Living wills should not be legally binding, say doctors
Medical staff claim ‘disconnect’ between 2015 Act on patients’ advance healthcare directives and their professional ethics
Living wills, or advanced healthcare directives (AHDs), were provided for by The Assisted Decision-Making (Capacity) Act 2015.
Doctors in Ireland don’t want to see a new legally binding regime introduced which would allow people predetermine the medical treatment they would wish for in the event that they become incapacitated.
Doctors argue there is a “disconnect” between so-called living wills and their own professional ethics, and say a non-legally binding regime may better serve patients.
Living wills, or advanced healthcare directives (AHDs), were provided for by The Assisted Decision-Making (Capacity) Act 2015. These documents allow someone to set out the type and extent of medical or surgical treatment they may want at some point in the future should they become incapacitated and unable to communicate their own wishes.
For example, such a document could include information on treatment given to prolong or limit life, and may include a “Do Not Resuscitate Order” (DNR). Putting a legislative framework on living wills was seen as necessary, because while someone can create an enduring power of attorney, this does not allow for the making of healthcare decisions by another person.
Now however, doctors argue that there is a “disconnect” between part eight of the Act, which deals with AHDs, and the professional ethics that guide the work of doctors.

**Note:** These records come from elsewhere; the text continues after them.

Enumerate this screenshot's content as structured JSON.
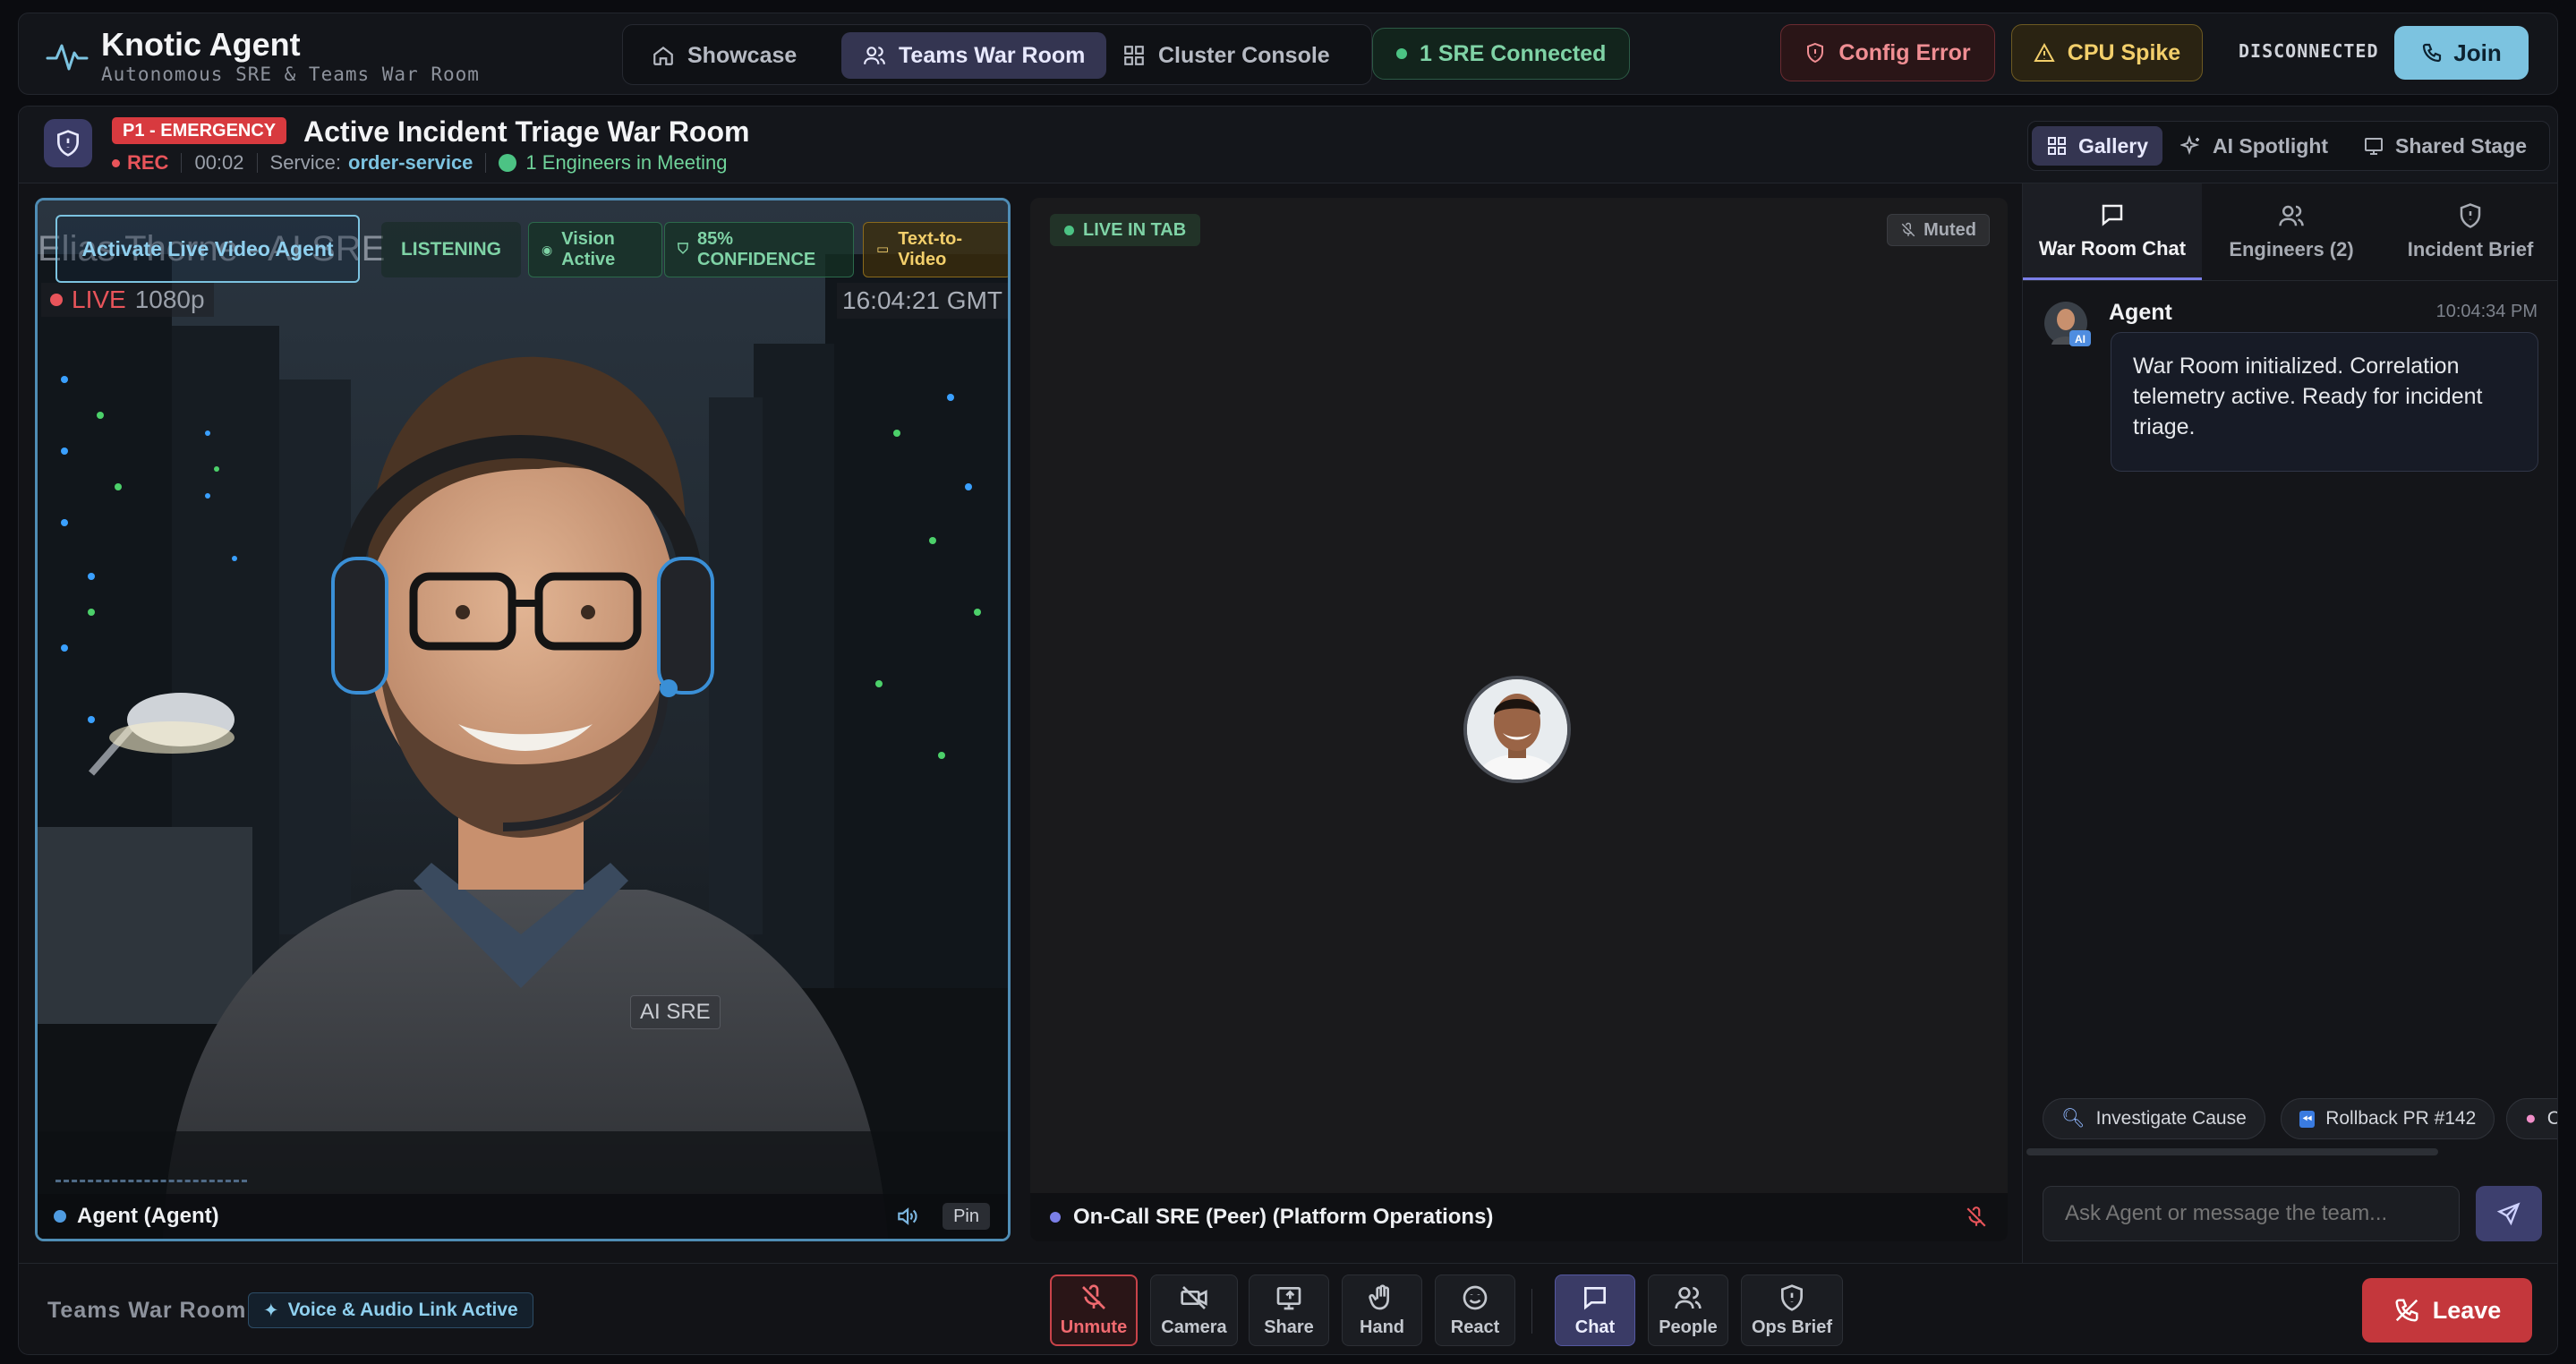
{
  "app": {
    "title": "Knotic Agent",
    "subtitle": "Autonomous SRE & Teams War Room"
  },
  "nav": {
    "items": [
      {
        "label": "Showcase",
        "icon": "home-icon"
      },
      {
        "label": "Teams War Room",
        "icon": "users-icon",
        "active": true
      },
      {
        "label": "Cluster Console",
        "icon": "grid-icon"
      }
    ],
    "sre_connected": "1 SRE Connected"
  },
  "alerts": {
    "config_error": "Config Error",
    "cpu_spike": "CPU Spike"
  },
  "connection_status": "DISCONNECTED",
  "join_label": "Join",
  "incident": {
    "severity": "P1 - EMERGENCY",
    "title": "Active Incident Triage War Room",
    "rec": "REC",
    "timer": "00:02",
    "service_label": "Service:",
    "service_value": "order-service",
    "engineers": "1 Engineers in Meeting"
  },
  "views": [
    {
      "label": "Gallery",
      "icon": "grid-icon",
      "active": true
    },
    {
      "label": "AI Spotlight",
      "icon": "sparkle-icon"
    },
    {
      "label": "Shared Stage",
      "icon": "screen-share-icon"
    }
  ],
  "agent_tile": {
    "activate_button": "Activate Live Video Agent",
    "ghost_name": "Elias Thorne - AI SRE",
    "status_listening": "LISTENING",
    "vision": "Vision Active",
    "confidence": "85% CONFIDENCE",
    "text_to_video": "Text-to-Video",
    "live": "LIVE",
    "resolution": "1080p",
    "timestamp": "16:04:21 GMT",
    "shirt_tag": "AI SRE",
    "name": "Agent (Agent)",
    "pin": "Pin"
  },
  "peer_tile": {
    "live_in_tab": "LIVE IN TAB",
    "muted": "Muted",
    "name": "On-Call SRE (Peer) (Platform Operations)"
  },
  "sidebar": {
    "tabs": [
      {
        "label": "War Room Chat",
        "icon": "chat-icon",
        "active": true
      },
      {
        "label": "Engineers (2)",
        "icon": "users-icon"
      },
      {
        "label": "Incident Brief",
        "icon": "shield-icon"
      }
    ],
    "messages": [
      {
        "sender": "Agent",
        "badge": "AI",
        "time": "10:04:34 PM",
        "text": "War Room initialized. Correlation telemetry active. Ready for incident triage."
      }
    ],
    "quick_actions": [
      "Investigate Cause",
      "Rollback PR #142",
      "Ch"
    ],
    "input_placeholder": "Ask Agent or message the team..."
  },
  "bottom": {
    "title": "Teams War Room",
    "voice_status": "Voice & Audio Link Active",
    "controls": [
      "Unmute",
      "Camera",
      "Share",
      "Hand",
      "React",
      "Chat",
      "People",
      "Ops Brief"
    ],
    "leave": "Leave"
  },
  "colors": {
    "accent": "#7cc3e0",
    "active_nav": "#343551",
    "danger": "#c4373c",
    "success": "#7fd3a6",
    "warning": "#f3cf6b"
  }
}
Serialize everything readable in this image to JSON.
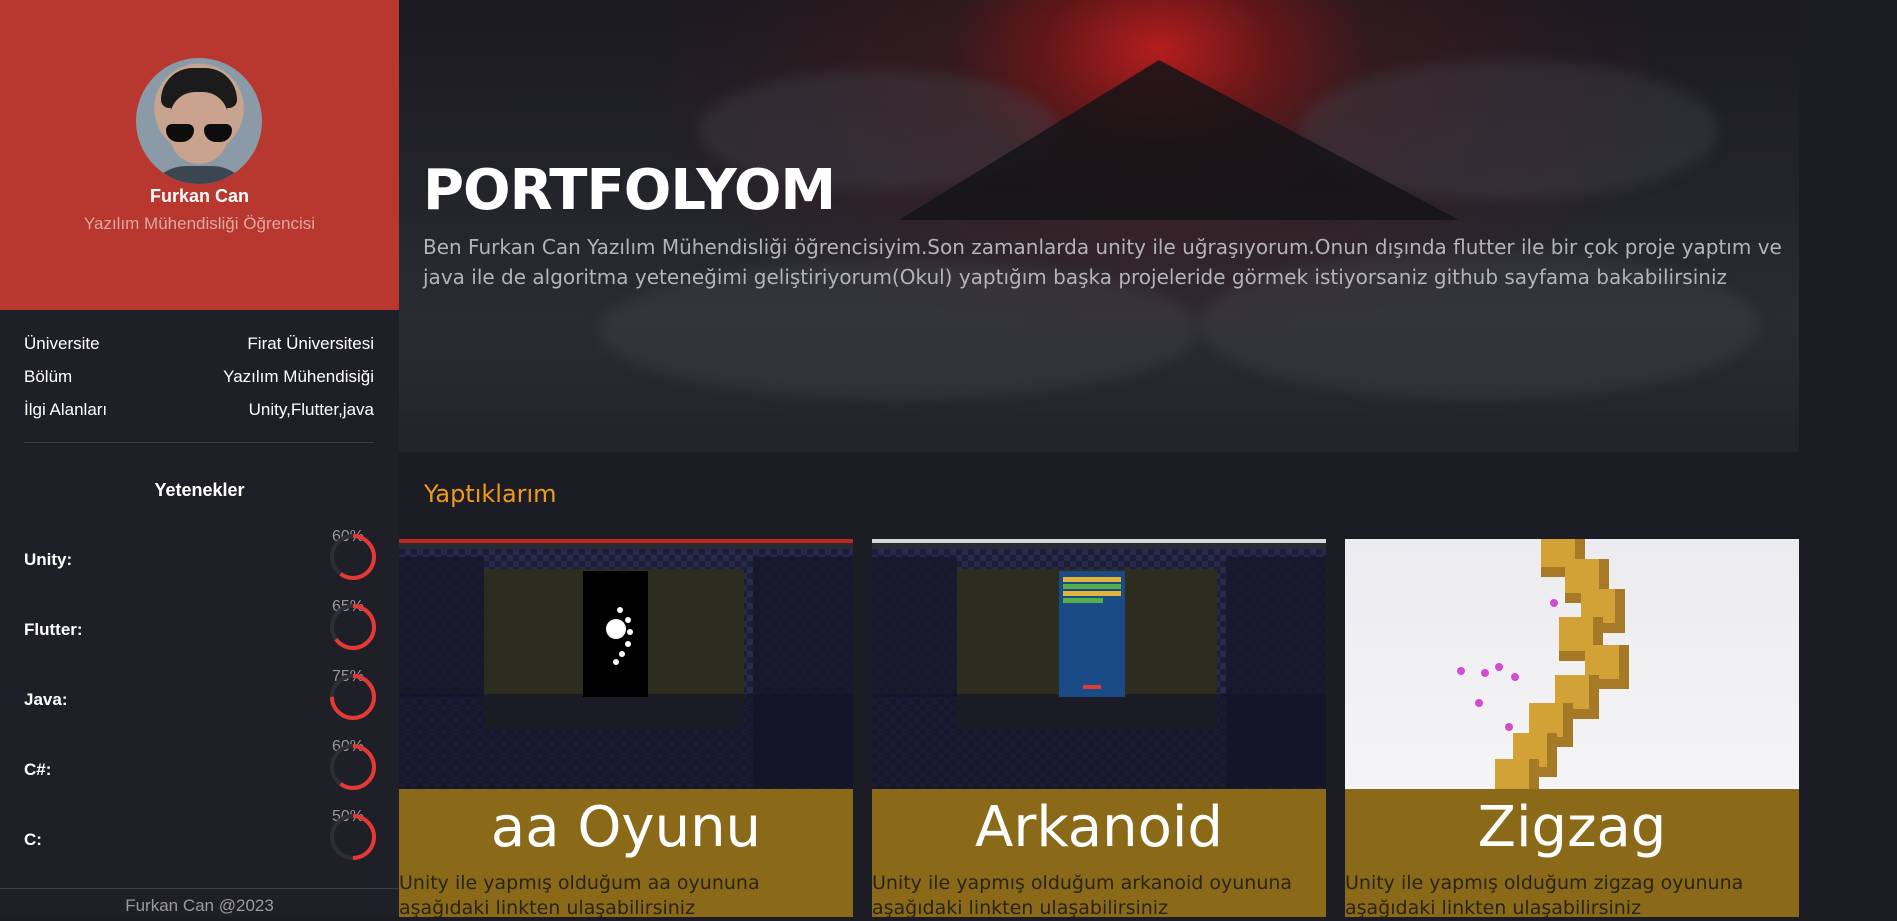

The Irish Medical Organisation (IMO) doesn’t want people drawing up such living wills without the input of medical professionals.
“To expect a medical practitioner to comply with an advance healthcare directive when no medical advice or input has been provided poses a significant ethical and legal challenge for practitioners,” a spokesman for the IMO said.
As such, the IMO says it has “concerns about the Act as it currently stands”, and instead would rather see patients draw up non-legally binding plans.
The issue is further complicated by the fact that despite legislation being passed in 2015, the Act has yet to be commenced, giving rise to legal uncertainty.
The Department of Health, which is responsible for commencing part eight, says it won’t give the commencement order until it has a code of practice for its use in place. But the multidisciplinary working group set up in 2016 to prepare this, which includes members from the Health Service Executive and the National Disability Authority (NDA), has yet to finish its work.
According to a spokeswoman for the department, this group is preparing a detailed series of recommendations on a code of practice and this “process is ongoing”. However, the doctors’ objections may be delaying the delivery of this code of practice.
Marie Kinsella, a partner in the health and regulatory department at Byrne Wallace solicitors, says that the courts do currently recognise AHDs as being legally binding.
But nonetheless, the whole area remains couched in uncertainty. As there has been no prescribed format for an AHD, it means that clinicians have been faced with the problem of determining whether the AHD is binding on them.
“For example, when managing an unconscious patient who has a purported AHD, the clinicians have had to make the determination as to whether the AHD covers the particular treatment being given, whether the person may have changed his or her mind since the making of the AHD or, if the refusal of treatment could result in death and this is not dealt with in the AHD, whether the person would continue to require the AHD to have effect.”
As such, she would like to see the Act come into effect, bringing certainty to AHDs, and setting out a “ prescribed format for the making, witnessing and registration of an AHD”.